Re: Protecting against unexpected zero-pages: proposal

From: Gurjeet Singh <singh(dot)gurjeet(at)gmail(dot)com>
To: Tom Lane <tgl(at)sss(dot)pgh(dot)pa(dot)us>
Cc: PGSQL Hackers <pgsql-hackers(at)postgresql(dot)org>
Subject: Re: Protecting against unexpected zero-pages: proposal
Date: 2010-11-09 16:44:04
Message-ID: AANLkTi=NFr9kP6bhfwfmB5TEmdwwidbXe9UyqR7z30mF@mail.gmail.com
Views: Raw Message | Whole Thread | Download mbox | Resend email
Thread:
Lists: pgsql-hackers

On Tue, Nov 9, 2010 at 12:32 AM, Tom Lane <tgl(at)sss(dot)pgh(dot)pa(dot)us> wrote:

> There are also crosschecks that you can apply: if it's a heap page, are
> there any index pages with pointers to it?

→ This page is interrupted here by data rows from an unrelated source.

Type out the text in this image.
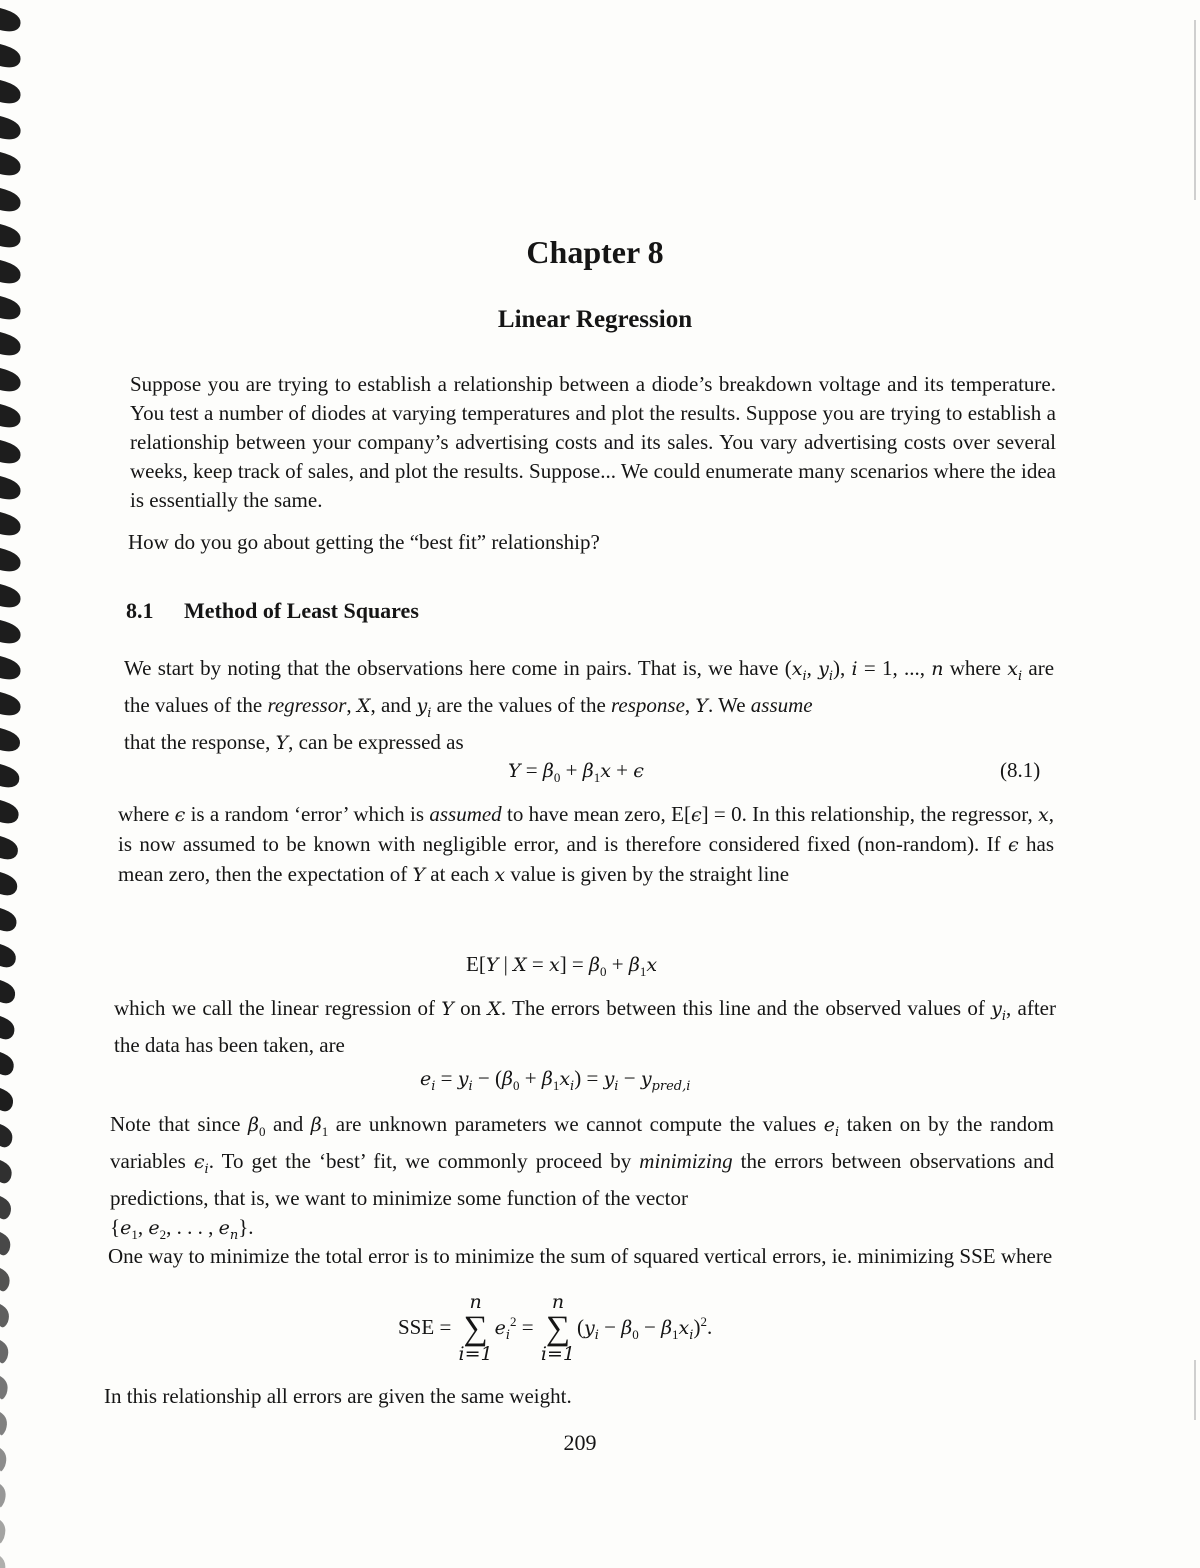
Chapter 8
Linear Regression
Suppose you are trying to establish a relationship between a diode’s breakdown voltage and its temperature. You test a number of diodes at varying temperatures and plot the results. Suppose you are trying to establish a relationship between your company’s advertising costs and its sales. You vary advertising costs over several weeks, keep track of sales, and plot the results. Suppose... We could enumerate many scenarios where the idea is essentially the same.
How do you go about getting the “best fit” relationship?
8.1 Method of Least Squares
We start by noting that the observations here come in pairs. That is, we have ($x_i$, $y_i$), i = 1, ..., n where $x_i$ are the values of the regressor, X, and $y_i$ are the values of the response, Y. We assume
that the response, Y, can be expressed as
$Y = \beta_0 + \beta_1x + \epsilon$	(8.1)
where ϵ is a random ‘error’ which is assumed to have mean zero, E[ϵ] = 0. In this relationship, the regressor, x, is now assumed to be known with negligible error, and is therefore considered fixed (non-random). If ϵ has mean zero, then the expectation of Y at each x value is given by the straight line
E[Y | $X = x] = \beta_0 + \beta_1x$
which we call the linear regression of Y on X. The errors between this line and the observed values of $y_i$, after the data has been taken, are
$e_i = y_i - (\beta_0 + \beta_1x_i) = y_i - y_{pred,i}$
Note that since $\beta_0$ and $\beta_1$ are unknown parameters we cannot compute the values $e_i$ taken on by the random variables $\epsilon_i$. To get the ‘best’ fit, we commonly proceed by minimizing the errors between observations and predictions, that is, we want to minimize some function of the vector
{$e_1$, $e_2$, . . . , $e_n$}.
One way to minimize the total error is to minimize the sum of squared vertical errors, ie. minimizing SSE where
SSE = n
∑
$i=1e_i^2 = n$
∑
$i=1(y_i - \beta_0 - \beta_1x_i)^2$.
In this relationship all errors are given the same weight.
209
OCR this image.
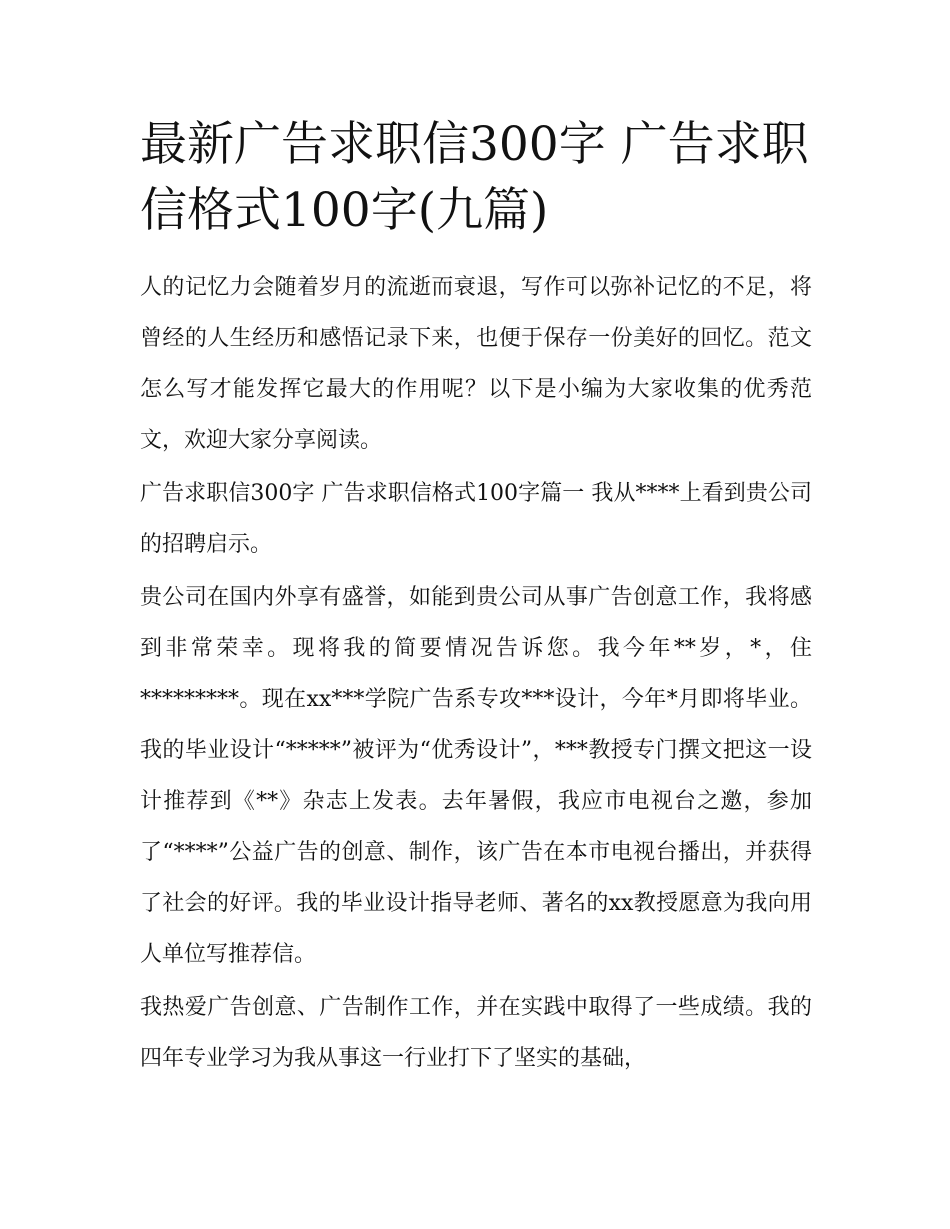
最新广告求职信300字 广告求职信格式100字(九篇)

人的记忆力会随着岁月的流逝而衰退，写作可以弥补记忆的不足，将曾经的人生经历和感悟记录下来，也便于保存一份美好的回忆。范文怎么写才能发挥它最大的作用呢？以下是小编为大家收集的优秀范文，欢迎大家分享阅读。

广告求职信300字 广告求职信格式100字篇一 我从****上看到贵公司的招聘启示。

贵公司在国内外享有盛誉，如能到贵公司从事广告创意工作，我将感到非常荣幸。现将我的简要情况告诉您。我今年**岁，*，住*********。现在xx***学院广告系专攻***设计，今年*月即将毕业。我的毕业设计“*****”被评为“优秀设计”，***教授专门撰文把这一设计推荐到《**》杂志上发表。去年暑假，我应市电视台之邀，参加了“****”公益广告的创意、制作，该广告在本市电视台播出，并获得了社会的好评。我的毕业设计指导老师、著名的xx教授愿意为我向用人单位写推荐信。

我热爱广告创意、广告制作工作，并在实践中取得了一些成绩。我的四年专业学习为我从事这一行业打下了坚实的基础，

If it's an index page, are
> there downlink or sibling links to it from elsewhere in the index?
> A page that Postgres left as zeroes would not have any references to it.
>
> IMO there are a lot of methods that can separate filesystem misfeasance
> from Postgres errors, probably with greater reliability than this hack.
> I would also suggest that you don't really need to prove conclusively
> that any particular instance is one or the other --- a pattern across
> multiple instances will tell you what you want to know.
>

Doing this postmortem on a regular deployment and fixing the problem would
not be too difficult. But this platform, which Postgres is a part of, would
be mostly left unattended once deployed (pardon me for not sharing the
details, as I am not sure if I can).

An external HA component is supposed to detect any problems (by querying
Postgres or by external means) and take an evasive action. It is this
automation of problem detection that we are seeking.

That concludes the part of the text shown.